# Daybreak (haiku)



## Nellie (Jun 26, 2016)

refreshing morning
with a rustling, gentle breeze
a new beginning.​


----------



## Sonata (Jun 26, 2016)

"Like" is somehow not enough for this.


----------



## midnightpoet (Jun 26, 2016)

This shows that common, simple words can say a lot.  Good job.


----------



## Firemajic (Jun 27, 2016)

midnightpoet said:


> This shows that common, simple words can say a lot.  Good job.




as midnight said, simple words... simply elegant... a quiet, gentle mood... Thank you, Nellie...


----------



## Nellie (Jun 27, 2016)

Thank-you Sonata, how kind of you. Thanks also to midnight and Firemajic for your encouraging words. I like to keep it simple.


----------



## Bard_Daniel (Jun 27, 2016)

This flows majestically Nellie.
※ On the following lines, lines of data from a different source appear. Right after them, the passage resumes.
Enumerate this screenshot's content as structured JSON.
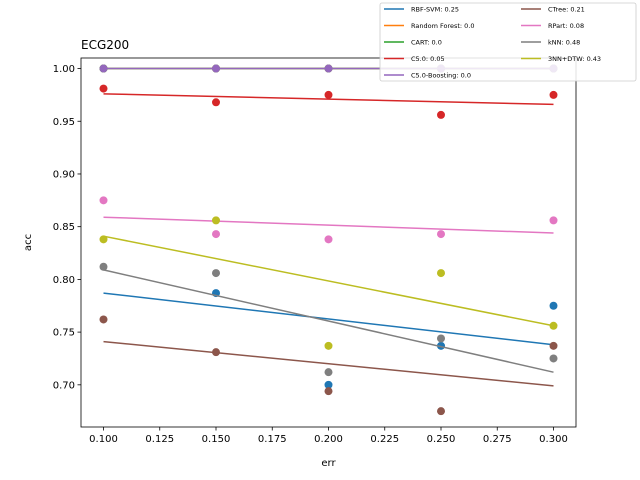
{
  "chart_data": {
    "type": "scatter",
    "title": "ECG200",
    "xlabel": "err",
    "ylabel": "acc",
    "xlim": [
      0.09,
      0.31
    ],
    "ylim": [
      0.66,
      1.01
    ],
    "xticks": [
      0.1,
      0.125,
      0.15,
      0.175,
      0.2,
      0.225,
      0.25,
      0.275,
      0.3
    ],
    "xtick_labels": [
      "0.100",
      "0.125",
      "0.150",
      "0.175",
      "0.200",
      "0.225",
      "0.250",
      "0.275",
      "0.300"
    ],
    "yticks": [
      0.7,
      0.75,
      0.8,
      0.85,
      0.9,
      0.95,
      1.0
    ],
    "ytick_labels": [
      "0.70",
      "0.75",
      "0.80",
      "0.85",
      "0.90",
      "0.95",
      "1.00"
    ],
    "grid": false,
    "legend_position": "top-right",
    "x": [
      0.1,
      0.15,
      0.2,
      0.25,
      0.3
    ],
    "series": [
      {
        "name": "RBF-SVM: 0.25",
        "color": "#1f77b4",
        "values": [
          1.0,
          0.787,
          0.7,
          0.737,
          0.775
        ],
        "fit": [
          0.787,
          0.738
        ]
      },
      {
        "name": "Random Forest: 0.0",
        "color": "#ff7f0e",
        "values": [
          1.0,
          1.0,
          1.0,
          1.0,
          1.0
        ],
        "fit": [
          1.0,
          1.0
        ]
      },
      {
        "name": "CART: 0.0",
        "color": "#2ca02c",
        "values": [
          1.0,
          1.0,
          1.0,
          1.0,
          1.0
        ],
        "fit": [
          1.0,
          1.0
        ]
      },
      {
        "name": "C5.0: 0.05",
        "color": "#d62728",
        "values": [
          0.981,
          0.968,
          0.975,
          0.956,
          0.975
        ],
        "fit": [
          0.976,
          0.966
        ]
      },
      {
        "name": "C5.0-Boosting: 0.0",
        "color": "#9467bd",
        "values": [
          1.0,
          1.0,
          1.0,
          1.0,
          1.0
        ],
        "fit": [
          1.0,
          1.0
        ]
      },
      {
        "name": "CTree: 0.21",
        "color": "#8c564b",
        "values": [
          0.762,
          0.731,
          0.694,
          0.675,
          0.737
        ],
        "fit": [
          0.741,
          0.699
        ]
      },
      {
        "name": "RPart: 0.08",
        "color": "#e377c2",
        "values": [
          0.875,
          0.843,
          0.838,
          0.843,
          0.856
        ],
        "fit": [
          0.859,
          0.844
        ]
      },
      {
        "name": "kNN: 0.48",
        "color": "#7f7f7f",
        "values": [
          0.812,
          0.806,
          0.712,
          0.744,
          0.725
        ],
        "fit": [
          0.809,
          0.712
        ]
      },
      {
        "name": "3NN+DTW: 0.43",
        "color": "#bcbd22",
        "values": [
          0.838,
          0.856,
          0.737,
          0.806,
          0.756
        ],
        "fit": [
          0.841,
          0.756
        ]
      }
    ]
  }
}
Really good. 

Thanks for the read!


----------



## ned (Jun 27, 2016)

hello - not my sort of thing - yet, I enjoyed it

must be buoyed by the optimistic slant

cheers
Ned


----------



## Nellie (Jun 28, 2016)

ned said:


> hello - not my sort of thing - yet, I enjoyed it
> 
> must be buoyed by the optimistic slant



^Must be...... thanks anyway for commenting, even tho haiku isn't your "sort of thing".  :-k


----------



## escorial (Jun 28, 2016)

simplicity is a word with so much depth at times in poetry...cool


----------



## SilverMoon (Jun 28, 2016)

refreshing morning
 with a rustling, gentle breeze
 a new beginning.

​Nellie, beautiful work as always. 

You know how to capture that "moment". And...there is a "new beginning" for me today. How did you know? :star:


----------



## Nellie (Jun 29, 2016)

SilverMoon said:


> ​Nellie, beautiful work as always.
> 
> You know how to capture that "moment". And...there is a "new beginning" for me today. How did you know? :star:



Thanks, Laurie. How did I know?.......... ESP......


----------